YAZARLAR

Seçmen mi, halk mı?

Halk politik bir faildir, talep edebilir, ittifak içinde yer alabilir, eyleyebilir! İşte bu, zurnanın zırt dediği yerdir. Orada durulması gerekir. Unutulan, Kürt’ün halk olduğu inkar edildiği sürece, Kürt “Kürt”, Türk de “Türk” kaldığı, fark demokratik taleplerin çeşitliliği temelinde politik olarak değil, etnisite, kültür ve hatta ırk temelinde antropolojik olarak inşa edildiği sürece Türk’ün de halka dönüşemeyeceğidir.

Fotoğraf: Özgür Demren

Gündeme yetişmeye çalışarak yazmak, benim gibi çömez bir Duvar yazarı için yeniliğini aşan bir zorluk içeriyor. Akademinin –elbette ideal koşullarda- “kılı kırk yararak yazma” dayatmasını unutmak, hızla düşünürken yazmak gerekiyor. Yazma ile düşünme, düşünme ile eyleme, söz ile edim arasındaki ilişkiyi sil baştan irdelemeyi benim için acil bir meseleye dönüştürüyor bu iş. Burada farklı bir emek, farklı bir üretim, farklı bir yaratıcılık devreye giriyor ki meselenin atlanmaması gereken boyutlarından birisi de hiç kuşkusuz bu. Ama doğrusu şimdi “yazma” üzerine yazmak istemiyorum. Sonra geri dönmek üzere, üstelik hep geri dönme, devam etme vaadi veren bir yazara dönüşmekte olduğumun da fazlasıyla farkında olarak bir not düşmek yeterli şimdilik. Gündem yüzünden...

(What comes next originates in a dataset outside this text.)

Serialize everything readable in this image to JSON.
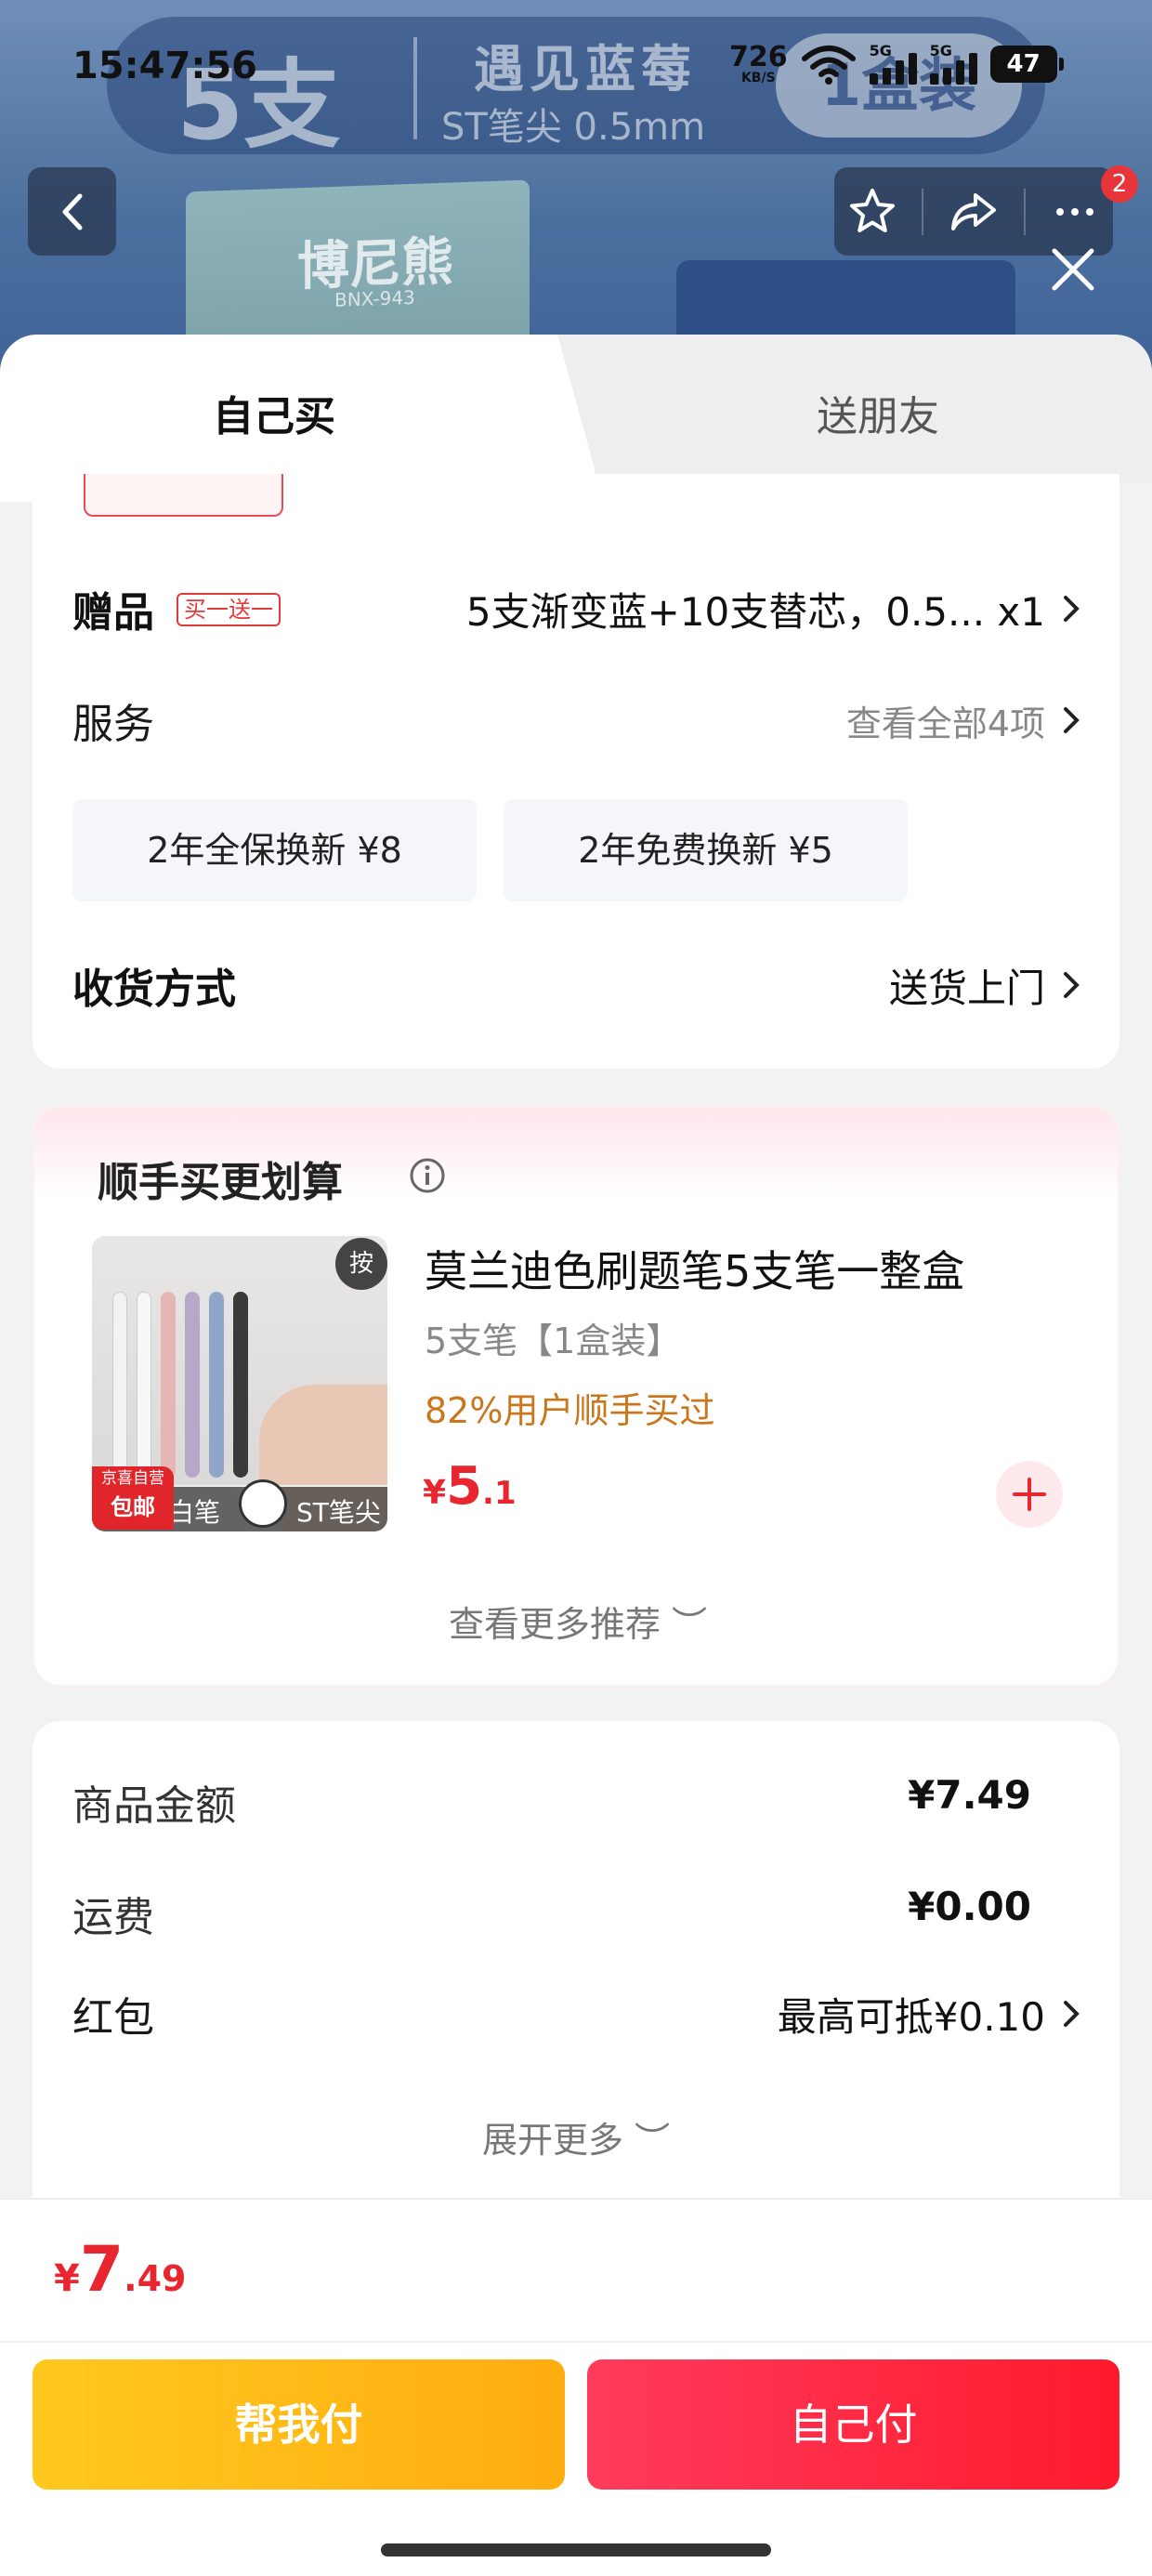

Gündem, erken seçim kararının ardından siyasal aktörlerin manevralarıyla şekilleniyor şu sıralarda. Hangi parti kimi aday gösterecek, kim kimle ittifak yapacak ya da neden yapmayacak, kim ilk turda daha şanslı, seçimler ikinci tura kalacak mı vs... TV yorumcuları çok meşgul, kamuoyu araştırma şirketlerinin sahipleri de öyle. Kanal kanal gezip incir çekirdeğini doldurmaz düşünce kırıntılarını satışa çıkartmışlar. Alıcısı da var belli ki... En azından sosyal medyanın yorulmaz klavyeşörleri bu kırıntıları toplayıp toplayıp devasa meseleler inşa edebildiklerine göre. Günlerdir Abdullah Gül’ün adaylığı üzerinden oluşan fikir fukarası devasa söz yığınına bakınca satan kadar alan da razı demek işten değil öyle değil mi? Bu söz kalabalığının şu anda karşı karşıya olduğumuz gerçek meselelerin üzerini ustaca örttüğünün herkes farkındayken üstelik de. İdeolojik fantezinin işleyişini bir kez daha imleyerek: “Biliyorlar, yine de yapıyorlar!” (Burada bu sözde saklı bir ikiliğe, yazının ilk paragrafındaki meseleye bir dönüşü zorunlu kılan ikiliğe, kendimi alamayarak, oysa zihnimin sıçramalarına bir set çekmem gerek, dikkat çekmek isterim: Bilinç/eylem ikiliği..)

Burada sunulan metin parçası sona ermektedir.